A coupled deep learning approach for shield moving performance prediction of underground tunnel construction

Abstract

Recently, deep learning methods have attracted great attentions for geotechnical engineering, especially for the safety construction of underground tunnels. In this regard, the control and regulation of operational parameters are vital for safety and intelligent tunnel construction. In this study, hybrid data-driven models on the basic of optimization approaches [particle swarm optimization (PSO), multilayer hierarchical heterogeneous PSO] and deep learning methods (long short-term memory and gated recurrent unit neural network) were developed.
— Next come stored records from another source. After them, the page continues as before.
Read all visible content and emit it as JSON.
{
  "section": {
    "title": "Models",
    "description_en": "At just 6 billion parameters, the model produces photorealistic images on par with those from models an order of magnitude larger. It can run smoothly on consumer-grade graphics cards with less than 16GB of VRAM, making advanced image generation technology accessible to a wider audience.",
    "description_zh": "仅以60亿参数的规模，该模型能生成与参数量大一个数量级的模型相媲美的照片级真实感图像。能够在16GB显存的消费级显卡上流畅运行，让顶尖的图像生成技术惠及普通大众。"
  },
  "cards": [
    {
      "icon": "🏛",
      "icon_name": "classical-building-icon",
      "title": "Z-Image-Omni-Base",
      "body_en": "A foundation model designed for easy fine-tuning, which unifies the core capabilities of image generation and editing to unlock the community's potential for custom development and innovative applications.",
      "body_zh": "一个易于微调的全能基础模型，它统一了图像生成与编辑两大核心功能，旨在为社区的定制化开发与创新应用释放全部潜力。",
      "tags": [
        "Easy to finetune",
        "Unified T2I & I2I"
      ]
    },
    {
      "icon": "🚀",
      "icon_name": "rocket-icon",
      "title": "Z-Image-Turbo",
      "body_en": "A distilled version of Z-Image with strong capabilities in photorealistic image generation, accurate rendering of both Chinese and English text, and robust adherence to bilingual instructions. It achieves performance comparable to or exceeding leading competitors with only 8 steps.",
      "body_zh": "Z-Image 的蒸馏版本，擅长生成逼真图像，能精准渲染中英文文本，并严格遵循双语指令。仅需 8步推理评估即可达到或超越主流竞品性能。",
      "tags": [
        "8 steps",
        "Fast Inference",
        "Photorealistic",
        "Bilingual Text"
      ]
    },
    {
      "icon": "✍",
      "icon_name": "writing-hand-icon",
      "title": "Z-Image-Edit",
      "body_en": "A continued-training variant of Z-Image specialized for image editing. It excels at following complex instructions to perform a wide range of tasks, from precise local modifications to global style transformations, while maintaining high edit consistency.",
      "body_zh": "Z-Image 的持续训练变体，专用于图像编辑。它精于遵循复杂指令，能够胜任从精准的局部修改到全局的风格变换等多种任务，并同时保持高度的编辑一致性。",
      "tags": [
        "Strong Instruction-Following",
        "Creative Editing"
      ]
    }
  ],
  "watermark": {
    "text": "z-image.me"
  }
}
The optimization approaches were utilized to obtain the optimal parameters of deep learning methods. Apart from that, geological data sets were extended to match the scale of operational data sets using Kriging method, which considered the effects of local geology comprehensively. The developed hybrid models (DHMs) were utilized to estimate the speed of earth pressure balance (EPB) shield machine for a tunnel project in China. Results indicate that errors in estimated results by DHMs are acceptable in geotechnical engineering. Besides, the DHMs exist potentials to cope with time-series data sets from underground tunnel project. After that, Pearson correlation coefficient was used to evaluate the relative importance of influential factors on target variable. Results show that penetration has significant correlation relationship with excavation speed. The geological and operational parameters are equally important for the prediction performance of DHMs. The developed DHMs can provide a reference for regulating shield moving performance and attaining safety construction of underground tunnels.